Как приручить дракона 2 (СИ) - Капба Евгений Адгурович. Страница 21
— Ага-а-а! Попались! — одного окрика хватило, чтобы дельцы с нечленорадельными воплями кинулись в чащу.
— Это что — Эпплджюс и его команда? И ты вот так вот их гоняешь? — Ядвига приподнялась в салоне, а потом снова рухнула на водительское сидение. — А это — машина обычного учителя из земской школы? Знаешь, Георгий Серафимович Пепеляев, я уж устала удивляться за сегодня. Можешь считать — в третий раз тебе удалось произвести очень яркое первое впечатление! Но — я, пожалуй, поеду. Мне к семинару надо готовиться, а папе я обещала отзвониться, как приеду. Наверное, он уже волнуется… Да! И держи контакт! Напиши сразу же, как… Как сеть поймаешь.

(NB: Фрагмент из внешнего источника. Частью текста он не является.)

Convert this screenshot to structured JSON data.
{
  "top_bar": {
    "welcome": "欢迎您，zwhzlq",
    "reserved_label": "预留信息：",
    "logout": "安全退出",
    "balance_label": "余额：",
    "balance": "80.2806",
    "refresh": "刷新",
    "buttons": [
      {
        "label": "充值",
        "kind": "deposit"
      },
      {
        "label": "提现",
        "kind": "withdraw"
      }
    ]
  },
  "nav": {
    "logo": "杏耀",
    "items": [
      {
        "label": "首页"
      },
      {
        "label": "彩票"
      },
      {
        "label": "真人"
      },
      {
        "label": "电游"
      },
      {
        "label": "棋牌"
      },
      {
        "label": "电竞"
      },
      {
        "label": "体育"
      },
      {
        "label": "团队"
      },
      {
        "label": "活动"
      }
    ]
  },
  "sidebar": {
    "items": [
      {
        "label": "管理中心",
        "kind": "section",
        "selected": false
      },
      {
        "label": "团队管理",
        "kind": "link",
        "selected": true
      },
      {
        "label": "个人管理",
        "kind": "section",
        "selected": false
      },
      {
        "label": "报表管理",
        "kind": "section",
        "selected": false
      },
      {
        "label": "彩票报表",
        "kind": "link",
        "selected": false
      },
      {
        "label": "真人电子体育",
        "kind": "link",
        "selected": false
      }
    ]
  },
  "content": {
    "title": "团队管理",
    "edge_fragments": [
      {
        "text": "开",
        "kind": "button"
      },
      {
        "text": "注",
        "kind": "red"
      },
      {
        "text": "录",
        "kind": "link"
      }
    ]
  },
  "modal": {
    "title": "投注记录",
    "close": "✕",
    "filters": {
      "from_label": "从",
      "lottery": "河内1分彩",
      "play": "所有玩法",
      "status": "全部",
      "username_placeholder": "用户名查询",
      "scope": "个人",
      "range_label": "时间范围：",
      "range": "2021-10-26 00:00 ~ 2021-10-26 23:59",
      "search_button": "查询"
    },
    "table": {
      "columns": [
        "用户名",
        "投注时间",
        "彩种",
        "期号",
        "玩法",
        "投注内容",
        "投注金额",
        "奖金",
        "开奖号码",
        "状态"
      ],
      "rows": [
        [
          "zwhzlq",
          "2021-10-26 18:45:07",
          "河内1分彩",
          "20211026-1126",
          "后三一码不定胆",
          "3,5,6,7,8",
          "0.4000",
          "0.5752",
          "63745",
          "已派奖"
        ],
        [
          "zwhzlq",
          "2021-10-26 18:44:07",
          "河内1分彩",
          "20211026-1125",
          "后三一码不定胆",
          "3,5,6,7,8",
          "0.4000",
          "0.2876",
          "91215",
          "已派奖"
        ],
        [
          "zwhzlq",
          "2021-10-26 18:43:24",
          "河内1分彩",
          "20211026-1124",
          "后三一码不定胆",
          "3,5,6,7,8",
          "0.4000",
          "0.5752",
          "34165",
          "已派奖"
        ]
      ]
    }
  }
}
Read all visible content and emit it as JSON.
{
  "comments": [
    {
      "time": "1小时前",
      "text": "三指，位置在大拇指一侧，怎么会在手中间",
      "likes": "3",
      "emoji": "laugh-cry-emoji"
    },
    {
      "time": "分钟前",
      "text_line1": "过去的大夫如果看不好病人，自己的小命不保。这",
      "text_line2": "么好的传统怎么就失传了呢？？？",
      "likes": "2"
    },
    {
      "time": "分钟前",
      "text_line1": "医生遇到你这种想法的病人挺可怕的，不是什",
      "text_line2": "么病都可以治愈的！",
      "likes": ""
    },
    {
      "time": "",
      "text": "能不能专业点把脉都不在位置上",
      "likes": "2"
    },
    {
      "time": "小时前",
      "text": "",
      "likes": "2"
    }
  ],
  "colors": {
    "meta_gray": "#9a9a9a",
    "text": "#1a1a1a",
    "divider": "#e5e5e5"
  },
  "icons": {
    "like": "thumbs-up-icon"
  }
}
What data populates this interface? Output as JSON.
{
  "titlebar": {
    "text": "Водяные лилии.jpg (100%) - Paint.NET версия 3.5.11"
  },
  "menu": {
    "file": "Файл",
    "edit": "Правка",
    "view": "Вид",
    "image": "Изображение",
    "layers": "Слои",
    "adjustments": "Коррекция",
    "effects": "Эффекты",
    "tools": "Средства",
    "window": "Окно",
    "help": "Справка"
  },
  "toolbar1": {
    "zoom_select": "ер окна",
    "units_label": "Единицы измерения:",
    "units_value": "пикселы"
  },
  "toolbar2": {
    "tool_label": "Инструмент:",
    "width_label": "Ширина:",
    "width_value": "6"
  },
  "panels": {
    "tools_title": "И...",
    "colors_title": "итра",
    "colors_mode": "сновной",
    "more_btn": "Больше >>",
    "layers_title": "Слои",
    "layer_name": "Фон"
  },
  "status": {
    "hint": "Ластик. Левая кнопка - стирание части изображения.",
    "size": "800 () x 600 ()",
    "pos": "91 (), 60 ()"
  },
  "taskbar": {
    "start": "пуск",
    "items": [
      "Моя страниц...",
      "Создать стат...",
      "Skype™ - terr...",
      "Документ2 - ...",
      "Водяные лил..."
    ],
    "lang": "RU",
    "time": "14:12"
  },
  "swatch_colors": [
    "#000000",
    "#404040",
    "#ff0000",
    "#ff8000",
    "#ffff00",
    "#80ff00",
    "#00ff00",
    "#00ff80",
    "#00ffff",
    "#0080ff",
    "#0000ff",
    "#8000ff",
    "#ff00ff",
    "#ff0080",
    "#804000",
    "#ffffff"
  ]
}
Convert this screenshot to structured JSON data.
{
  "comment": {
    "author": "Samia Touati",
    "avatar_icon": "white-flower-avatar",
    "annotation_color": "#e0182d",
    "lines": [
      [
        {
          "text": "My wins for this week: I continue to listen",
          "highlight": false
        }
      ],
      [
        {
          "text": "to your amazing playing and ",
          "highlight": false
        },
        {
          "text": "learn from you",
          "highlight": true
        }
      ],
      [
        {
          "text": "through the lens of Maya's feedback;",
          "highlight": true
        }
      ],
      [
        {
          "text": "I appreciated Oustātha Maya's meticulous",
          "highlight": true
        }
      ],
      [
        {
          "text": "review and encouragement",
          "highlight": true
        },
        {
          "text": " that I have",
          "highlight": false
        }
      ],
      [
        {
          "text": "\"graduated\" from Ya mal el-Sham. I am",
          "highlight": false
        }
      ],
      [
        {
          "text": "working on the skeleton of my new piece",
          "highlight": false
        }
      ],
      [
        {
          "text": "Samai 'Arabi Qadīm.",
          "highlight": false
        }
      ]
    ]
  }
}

Девушка протянула мне визитную карточку, лихо, почти на месте, нарезав шинами круг по поляне, развернула электрокар и помчалась по лесной дороге, едва разминувшись с пикапом Вождя. А я посмотрел на аккуратный кусочек картона в своей руке и прочел:
YADVIGA SIGIZMUNDOVNA VISHNEVECKAYA
[email protected]
А потом, размахнувшись, выбросил визитку к черту, и она закружилась на ветру, и полетела в лесную чащу. А я пошёл помогать оркам вытаскивать аккумулятор. Почему? Потому что это так не работает.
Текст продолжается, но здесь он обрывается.